2. Ook dit oude woord van de Spreuken is in Christus vervuld. Door de Heere Jezus wordt de diepste betekenis er ons van bekend. En het is wel tekenend, dat Hij eens tot Zijn discipelen heeft gesproken: “Ik wil jullie nu niet meer, zoals in het begin, Mijn knechten noemen, maar Mijn vrienden.” En wat is het rijk, als wij het mooie, maar vooral ook wel het moeilijke van ons leven aan de Heere Jezus mogen zeggen. En als Hij ons dan niet verraadt. En als Hij ons in leven en sterven voor Zijn rekening neemt. Want dan zijn wij Hem bij het kruis van Golgotha tegengekomen. En dan was Hij eerst voor ons een vijand, maar Hij werd onze vriend. Is dat wonder met ons reeds gebeurd? Vijanden van Christus zijn wij van nature. En daar houden wij het heel lang in vol. Maar dan is Hij zelf gekomen. En Hij heeft Zijn vriendelijk woord tot ons gesproken. En het heeft zich gehecht aan ons hart. En nu zijn we geen vijanden meer. Ja, de mensen vallen in hun vriendschap dikwijls tegen. Zo vergeetachtig en slordig zijn wij. En de eenzamen en kansarmen zijn de eersten om dat te ontdekken. En hoe zijn wij? Maar er is er Een met wie een mens nooit omvalt. En die Ene is Hij! En de bruidsgemeente prijst Hem in het Hooglied: “Zulk een is mijn Liefste, ja zulk een is mijn Vriend!” En die Vriend heeft te aller tijd lief. Hij veracht ons niet. Hij denkt steeds aan ons en Hij gunt ons alles.

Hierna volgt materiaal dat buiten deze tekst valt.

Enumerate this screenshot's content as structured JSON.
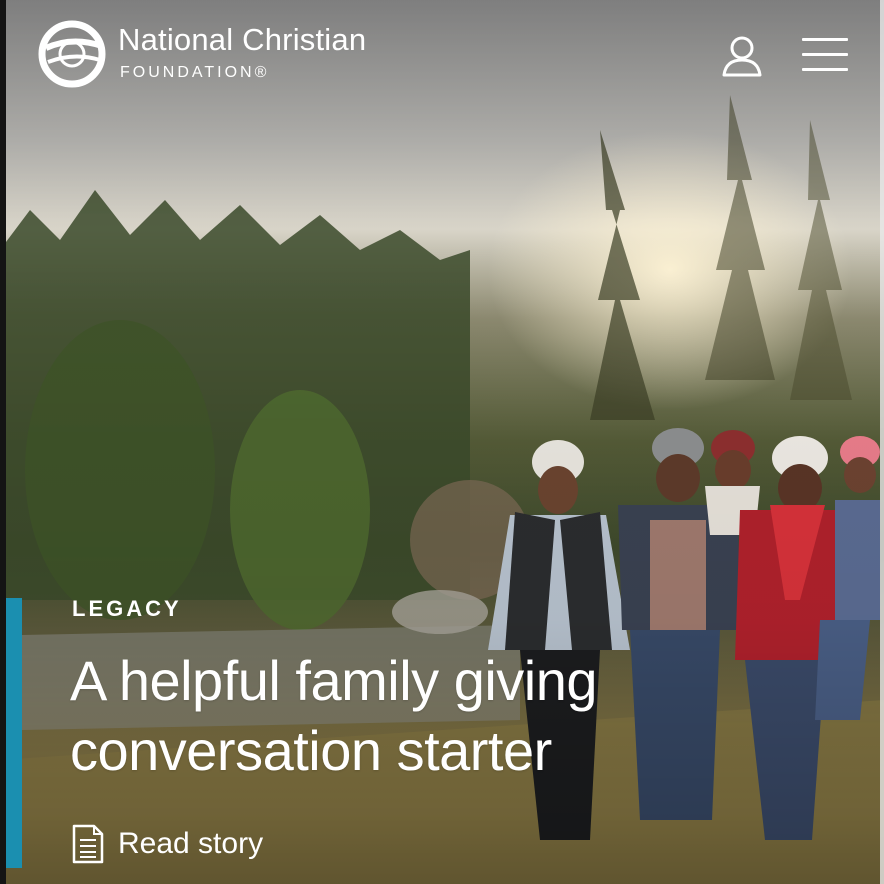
{
  "header": {
    "brand_name": "National Christian",
    "brand_sub": "FOUNDATION®",
    "logo_icon": "ncf-logo-icon",
    "user_icon": "user-icon",
    "menu_icon": "hamburger-menu-icon"
  },
  "hero": {
    "category": "LEGACY",
    "title": "A helpful family giving conversation starter",
    "link_label": "Read story",
    "link_icon": "document-icon",
    "accent_color": "#1b8fb0"
  }
}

3. En nu moeten wij niet Christus nadoen, maar wij moeten Hem navolgen. Want nadoen is in ons eigen belang, maar navolgen is in het belang van onze medemensen en Christus tot eer. En waar Christus bij ons in de diepte is gekomen, schrikken wij ook voor de diepte van de benauwdheid van degene, die op ons een beroep doen, niet angstig terug. Maar wij zoeken voor een mens in nood werkelijke en trouwe vrienden te zijn. En wij hebben voor een ander ook wat over waar de Heere Jezus voor ons zelfs Zijn leven heeft overgehad. En dan bent u geen “allemansvriend”. Want wie ieders vriend is, is niemands vriend. Er zijn heel veel z.g. “lieve mensen”, die tegen de hele wereld lief zijn. Maar dat zijn geen vrienden. En je respecteert een vriend, ook al weet je heel veel zware, zwarte dingen van hem. Want je vriend is je vriend. En een echte vriend zal zijn vriend niet naar de mond praten en overal zomaar “Ja” opzeggen. Maar hij helpt hem en wil, dat hij tot zijn recht komt. En niet eens behoeft alles altijd te worden gezegd. Maar dan is het toch goed. En we hebben misschien met onze vrienden wel eens verkeerde dingen gedaan. Dingen waar we voor moeten schamen. Maar we zijn op dat verkeerde niet uit. Augustinus belijdt wat de zonde van zijn jeugd is geweest. “De helderheid van de liefde bleek van de duisternis van mijn lusten niet te scheiden te zijn. Beiden woelden door elkaar. En wierpen mij in de poel van de schandelijkheid.” Maar Christus haalde hem er uit. En toen kon hij niet een vriend van de wereld meer zijn. En dat moeten wij ook niet meer zijn. Maar wij moeten maar trouwe vrienden van de Bruidegom zijn. En dan hebben wij ook Zijn dag en dienst en volk lief. En dat laatste niet, omdat er nog een paar ernstige mensen bij zijn. Maar omdat de Heere Jezus van een door de zonde zwarte bruid zegt: “Dat volk is Mijn volk”. En dan schaam ik mij dat volk niet. En dan loopt het uit op dit lied:

“Ik ben een vriend,

ik ben een metgezel, van allen die Uw naam ootmoedig vrezen.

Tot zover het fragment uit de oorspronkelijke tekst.